日本語では「そる」という動作の対象について「お客のひげ」と「自分のひげ」がいれかわるだけだけど、ロシア語では「ひげをそる」という動作の対象が他人か自分自身かで動詞がちがって、2)はся動詞をつかう。
例2
3)母は子どもに靴をはかせる。
4)子どもは靴をはく。
日本語では「はく」のが標準で、他者にはかせる時には使役形をつかうけど、ロシア語では「靴をはかせる」のが標準で、4)の自分ではく(自分にはかせる)時にはся動詞をつかう。「靴をはかせる」という自分の動作の対象が自分自身だ、というようにかんがえるわけだ。

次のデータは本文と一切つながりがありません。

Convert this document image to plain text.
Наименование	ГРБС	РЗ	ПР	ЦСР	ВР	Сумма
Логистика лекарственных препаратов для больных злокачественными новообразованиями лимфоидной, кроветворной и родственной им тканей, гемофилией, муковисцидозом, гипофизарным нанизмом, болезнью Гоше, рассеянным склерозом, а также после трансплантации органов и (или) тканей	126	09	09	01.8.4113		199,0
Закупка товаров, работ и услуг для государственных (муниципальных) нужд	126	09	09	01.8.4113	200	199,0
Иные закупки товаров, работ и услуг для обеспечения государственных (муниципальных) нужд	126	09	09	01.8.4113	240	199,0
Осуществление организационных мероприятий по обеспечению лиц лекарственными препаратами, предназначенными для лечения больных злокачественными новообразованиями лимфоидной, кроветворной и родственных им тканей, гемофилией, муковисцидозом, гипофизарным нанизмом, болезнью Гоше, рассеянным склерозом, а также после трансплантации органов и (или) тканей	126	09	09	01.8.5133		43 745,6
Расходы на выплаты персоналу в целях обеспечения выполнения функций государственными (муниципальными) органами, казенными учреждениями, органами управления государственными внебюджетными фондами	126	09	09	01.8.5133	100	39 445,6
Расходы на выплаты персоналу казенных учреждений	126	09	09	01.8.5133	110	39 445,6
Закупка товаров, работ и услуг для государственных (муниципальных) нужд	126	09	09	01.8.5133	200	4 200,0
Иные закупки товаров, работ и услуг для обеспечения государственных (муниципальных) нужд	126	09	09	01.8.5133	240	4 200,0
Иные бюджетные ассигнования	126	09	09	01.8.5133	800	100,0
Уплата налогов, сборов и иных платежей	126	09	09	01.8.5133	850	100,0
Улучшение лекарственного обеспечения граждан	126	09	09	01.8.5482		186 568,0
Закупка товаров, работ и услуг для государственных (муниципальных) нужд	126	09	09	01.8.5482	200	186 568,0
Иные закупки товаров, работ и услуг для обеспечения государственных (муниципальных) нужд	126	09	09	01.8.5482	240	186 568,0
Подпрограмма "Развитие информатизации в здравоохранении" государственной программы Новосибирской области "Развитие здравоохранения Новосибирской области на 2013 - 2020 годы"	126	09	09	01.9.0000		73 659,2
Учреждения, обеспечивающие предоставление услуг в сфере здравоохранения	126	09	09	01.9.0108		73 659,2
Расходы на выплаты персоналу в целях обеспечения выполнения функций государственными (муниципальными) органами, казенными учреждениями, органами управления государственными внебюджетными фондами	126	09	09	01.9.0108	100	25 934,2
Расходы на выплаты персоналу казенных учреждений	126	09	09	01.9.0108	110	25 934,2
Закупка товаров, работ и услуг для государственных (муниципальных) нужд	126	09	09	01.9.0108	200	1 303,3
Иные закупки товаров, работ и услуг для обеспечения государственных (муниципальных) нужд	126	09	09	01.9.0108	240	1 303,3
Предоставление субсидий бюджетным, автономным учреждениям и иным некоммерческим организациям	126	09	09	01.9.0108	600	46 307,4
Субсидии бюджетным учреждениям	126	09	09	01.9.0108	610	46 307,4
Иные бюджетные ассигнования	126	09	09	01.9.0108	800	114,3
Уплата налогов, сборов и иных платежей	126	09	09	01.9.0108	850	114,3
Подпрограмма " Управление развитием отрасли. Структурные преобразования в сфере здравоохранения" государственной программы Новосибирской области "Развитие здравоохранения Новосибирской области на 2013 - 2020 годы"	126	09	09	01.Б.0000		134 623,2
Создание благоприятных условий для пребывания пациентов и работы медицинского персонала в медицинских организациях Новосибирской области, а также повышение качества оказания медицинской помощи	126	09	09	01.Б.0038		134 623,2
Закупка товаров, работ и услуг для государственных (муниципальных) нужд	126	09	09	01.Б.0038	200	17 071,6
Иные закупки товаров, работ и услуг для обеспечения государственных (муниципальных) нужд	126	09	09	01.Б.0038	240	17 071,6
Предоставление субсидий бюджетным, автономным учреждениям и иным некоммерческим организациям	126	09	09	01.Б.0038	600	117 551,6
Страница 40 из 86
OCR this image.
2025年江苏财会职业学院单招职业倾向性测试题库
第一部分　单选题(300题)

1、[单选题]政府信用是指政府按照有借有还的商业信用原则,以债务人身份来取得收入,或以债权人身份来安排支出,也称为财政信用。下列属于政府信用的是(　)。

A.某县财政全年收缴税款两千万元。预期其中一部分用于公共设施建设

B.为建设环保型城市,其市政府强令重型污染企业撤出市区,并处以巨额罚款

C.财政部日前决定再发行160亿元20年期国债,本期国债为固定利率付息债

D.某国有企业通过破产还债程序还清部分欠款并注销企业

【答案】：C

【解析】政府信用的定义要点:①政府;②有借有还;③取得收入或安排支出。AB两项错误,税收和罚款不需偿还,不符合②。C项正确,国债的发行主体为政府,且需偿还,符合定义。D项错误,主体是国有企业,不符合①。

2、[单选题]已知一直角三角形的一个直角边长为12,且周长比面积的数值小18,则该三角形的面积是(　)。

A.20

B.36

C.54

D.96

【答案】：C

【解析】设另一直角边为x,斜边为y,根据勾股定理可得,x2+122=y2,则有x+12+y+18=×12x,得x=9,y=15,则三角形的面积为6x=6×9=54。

これはブルガリア語でもだいたいおなじで、私がブルガリア語を勉強した時にはとまどったんだけど、ロシア語の辞書をつくったごんざはもっとずっと大変だったはずだ。
どうしてかというと、ブルガリア語では、1)と2)、3)と4)はおなじ動詞で、2)と4)は文の中に
「се」(se)という「再帰人称代名詞」がはいるだけだから、辞書のみだし語になる動詞は1)と3)だけだ。
ごんざがブルガリア語日本語の辞書をつくるのなら、1)に「そる」3)に「はかせる」という訳語をかけばいい。
ところが、ロシア語では2)は1)のся動詞、4)は3)のся動詞で、4つ全部別のみだし語になる。
3)に「はかせる」、4)に「はく」とかくのはいいとしても、1)に「そる」とかいて、2)になんとかくか、「そられる」ではないから、ごんざはなやんだにちがいない。